Cinq bides pour 2010, épisode 2 : Leclerc, arrête ton char
Ben on l’avait presque oublié, celui-là. Ses 56 tonnes, ses 7 mètres de long, ses 70 km/h en vitesse de pointe. Ah, ce bon vieux char Leclerc... La gloire militaire française, la fierté technologique de notre armée, le « meilleur char du monde », selon ses thuriféraires à gilets multipoches. L’engin, conçu par le vénérable constructeur Giat Industries (aujourd’hui Nexter), aurait dû être le prototype du char d’assaut du 21ème siècle. Il n’aura été qu’un gouffre financier doublé d’un bide improbable, que SoBiz s’en va vous conter de sa plume fourbe et malveillante.
Pourquoi ressortir cette triste affaire en 2010 ? Parce qu’elle pèse toujours, et pour longtemps, sur les comptes d’un ministère de la Défense qui n’en avait guère besoin, entre les surcoûts de l’A400M, l’achat régulier de Rafale à papy Dassault en attendant des ventes export qui ne viendront jamais, et les multiples gouffres financiers de notre bien-aimée défense nationale, type porte-avion Charles-de-Gaulle ou les antédiluviens avions de transport Transall. Oui, ceux où les hôtesses ont une coupe GI Joe et du poil dru au mollet.
Douze ans après son entrée en fonction effective, en 1998, le bilan du Leclerc se passe de commentaire. Seulement deux utilisations sur les théâtres d’opération (Kosovo et Liban), et une palanquée de bides techniques : les 17 premiers chars se sont révélés inaptes à une quelconque activité militaire et ont été retirés du service sans jamais avoir servi.
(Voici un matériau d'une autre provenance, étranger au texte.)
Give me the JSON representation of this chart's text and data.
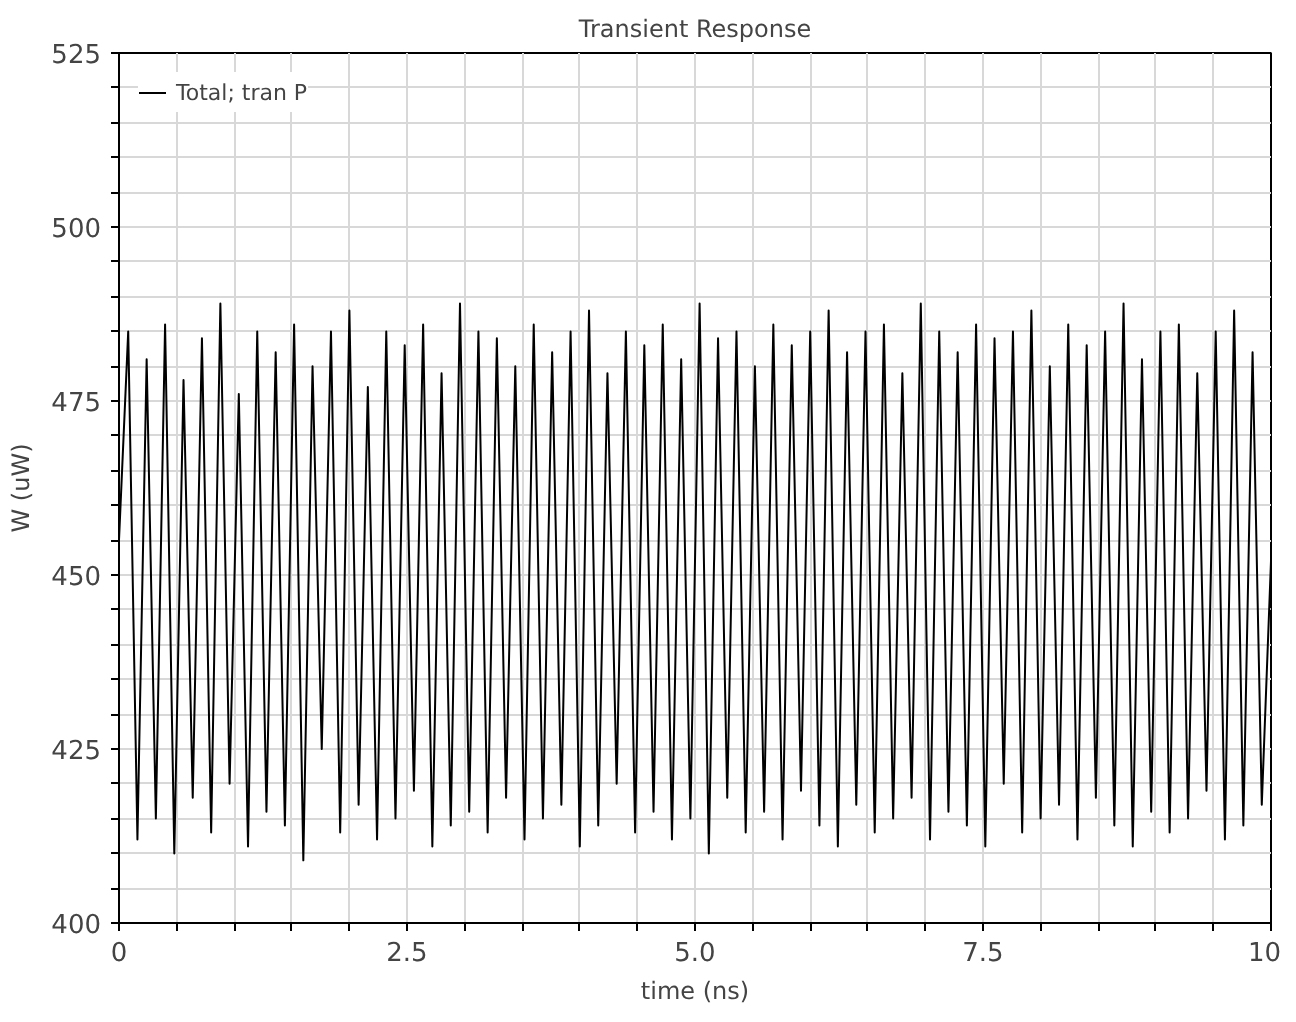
{
  "chart_data": {
    "type": "line",
    "title": "Transient Response",
    "xlabel": "time (ns)",
    "ylabel": "W (uW)",
    "xlim": [
      0,
      10
    ],
    "ylim": [
      400,
      525
    ],
    "xticks": [
      0,
      {
        "value": 0.5,
        "label": null
      },
      {
        "value": 1,
        "label": null
      },
      {
        "value": 1.5,
        "label": null
      },
      {
        "value": 2,
        "label": null
      },
      {
        "value": 2.5,
        "label": "2.5"
      },
      {
        "value": 3,
        "label": null
      },
      {
        "value": 3.5,
        "label": null
      },
      {
        "value": 4,
        "label": null
      },
      {
        "value": 4.5,
        "label": null
      },
      {
        "value": 5,
        "label": "5.0"
      },
      {
        "value": 5.5,
        "label": null
      },
      {
        "value": 6,
        "label": null
      },
      {
        "value": 6.5,
        "label": null
      },
      {
        "value": 7,
        "label": null
      },
      {
        "value": 7.5,
        "label": "7.5"
      },
      {
        "value": 8,
        "label": null
      },
      {
        "value": 8.5,
        "label": null
      },
      {
        "value": 9,
        "label": null
      },
      {
        "value": 9.5,
        "label": null
      },
      10
    ],
    "yticks": [
      400,
      {
        "value": 405,
        "label": null
      },
      {
        "value": 410,
        "label": null
      },
      {
        "value": 415,
        "label": null
      },
      {
        "value": 420,
        "label": null
      },
      425,
      {
        "value": 430,
        "label": null
      },
      {
        "value": 435,
        "label": null
      },
      {
        "value": 440,
        "label": null
      },
      {
        "value": 445,
        "label": null
      },
      450,
      {
        "value": 455,
        "label": null
      },
      {
        "value": 460,
        "label": null
      },
      {
        "value": 465,
        "label": null
      },
      {
        "value": 470,
        "label": null
      },
      475,
      {
        "value": 480,
        "label": null
      },
      {
        "value": 485,
        "label": null
      },
      {
        "value": 490,
        "label": null
      },
      {
        "value": 495,
        "label": null
      },
      500,
      {
        "value": 505,
        "label": null
      },
      {
        "value": 510,
        "label": null
      },
      {
        "value": 515,
        "label": null
      },
      {
        "value": 520,
        "label": null
      },
      525
    ],
    "grid": true,
    "legend": "top left",
    "x": [
      0,
      0.08,
      0.16,
      0.24,
      0.32,
      0.4,
      0.48,
      0.56,
      0.64,
      0.72,
      0.8,
      0.88,
      0.96,
      1.04,
      1.12,
      1.2,
      1.28,
      1.36,
      1.44,
      1.52,
      1.6,
      1.68,
      1.76,
      1.84,
      1.92,
      2,
      2.08,
      2.16,
      2.24,
      2.32,
      2.4,
      2.48,
      2.56,
      2.64,
      2.72,
      2.8,
      2.88,
      2.96,
      3.04,
      3.12,
      3.2,
      3.28,
      3.36,
      3.44,
      3.52,
      3.6,
      3.68,
      3.76,
      3.84,
      3.92,
      4,
      4.08,
      4.16,
      4.24,
      4.32,
      4.4,
      4.48,
      4.56,
      4.64,
      4.72,
      4.8,
      4.88,
      4.96,
      5.04,
      5.12,
      5.2,
      5.28,
      5.36,
      5.44,
      5.52,
      5.6,
      5.68,
      5.76,
      5.84,
      5.92,
      6,
      6.08,
      6.16,
      6.24,
      6.32,
      6.4,
      6.48,
      6.56,
      6.64,
      6.72,
      6.8,
      6.88,
      6.96,
      7.04,
      7.12,
      7.2,
      7.28,
      7.36,
      7.44,
      7.52,
      7.6,
      7.68,
      7.76,
      7.84,
      7.92,
      8,
      8.08,
      8.16,
      8.24,
      8.32,
      8.4,
      8.48,
      8.56,
      8.64,
      8.72,
      8.8,
      8.88,
      8.96,
      9.04,
      9.12,
      9.2,
      9.28,
      9.36,
      9.44,
      9.52,
      9.6,
      9.68,
      9.76,
      9.84,
      9.92,
      10
    ],
    "series": [
      {
        "name": "Total; tran P",
        "color": "#000000",
        "values": [
          455,
          485,
          412,
          481,
          415,
          486,
          410,
          478,
          418,
          484,
          413,
          489,
          420,
          476,
          411,
          485,
          416,
          482,
          414,
          486,
          409,
          480,
          425,
          485,
          413,
          488,
          417,
          477,
          412,
          485,
          415,
          483,
          419,
          486,
          411,
          479,
          414,
          489,
          416,
          485,
          413,
          484,
          418,
          480,
          412,
          486,
          415,
          482,
          417,
          485,
          411,
          488,
          414,
          479,
          420,
          485,
          413,
          483,
          416,
          486,
          412,
          481,
          415,
          489,
          410,
          484,
          418,
          485,
          413,
          480,
          416,
          486,
          412,
          483,
          419,
          485,
          414,
          488,
          411,
          482,
          417,
          485,
          413,
          486,
          415,
          479,
          418,
          489,
          412,
          485,
          416,
          482,
          414,
          486,
          411,
          484,
          420,
          485,
          413,
          488,
          415,
          480,
          417,
          486,
          412,
          483,
          418,
          485,
          414,
          489,
          411,
          481,
          416,
          485,
          413,
          486,
          415,
          479,
          419,
          485,
          412,
          488,
          414,
          482,
          417,
          452
        ]
      }
    ]
  }
}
Sur les 34 chars suivants, 27 ont également été mis au rebus sans servir, les sept derniers étant transformés en dépanneurs. En résumé, 44 chars Leclerc n’ont jamais servi à l’armée, soit 10% de la commande (404 chars).
Du petit lait pour Jean-Pierre Pernaut. Tout comme l’évolution du prix de l’engin au fil des années. Plus de 8,5 millions d’euros l’unité, selon les calculs de Nexter. 15,9 millions, d’après la Cour des Comptes fin 2001. 16 à 17 millions, selon le député Gilles Carrez en 2008. Tout cela pour un engin qui, dixit les colons, tombe en panne en moyenne toutes les 36 heures, et que la chute du mur de Berlin a rendu obsolète avant même sa première livraison, les armées préférant désormais des machines plus petites et plus maniables, type VBCI (véhicule blindé de combat d’infanterie).
La campagne export du Leclerc, aux Emirats Arabes Unis, aurait pu redresser un peu l’image du char français. Loupé : elle a viré à l’aimable bouffonnerie. La vente mal goupillée de 388 chars n’aura été qu’une longue histoire d’arrêts de productions, de refus des Emiratis de nombreux engins pas aux performances attendues, d’envoi de centaines d’ingénieurs pour résoudre le problème, le tout avec une marge négative qui coûtera des centaines de millions d’euros par an à Nexter au début des années 2000.
Fin de l’histoire ? Loin de là. Nexter et la DGA s’acharnent à tenter de vendre des chars d’occasion à l’export : la Colombie serait intéressée par une quarantaine d’exemplaires, selon la Tribune et le blog Secret Défense, histoire de couper la chique aux T-90 russes du turbulent voisin vénézuélien Hugo Chavez. L’opération serait une aubaine pour les budgets de la défense française : selon la loi de finances, le coût du « maintien en condition opérationnelle » du char Leclerc s'élève à 113 millions d'euros par an, alors même que près de 150 sont « sous cocon », autrement dit sous bâche et inutilisables à court terme. Décidément, un bien bel investissement.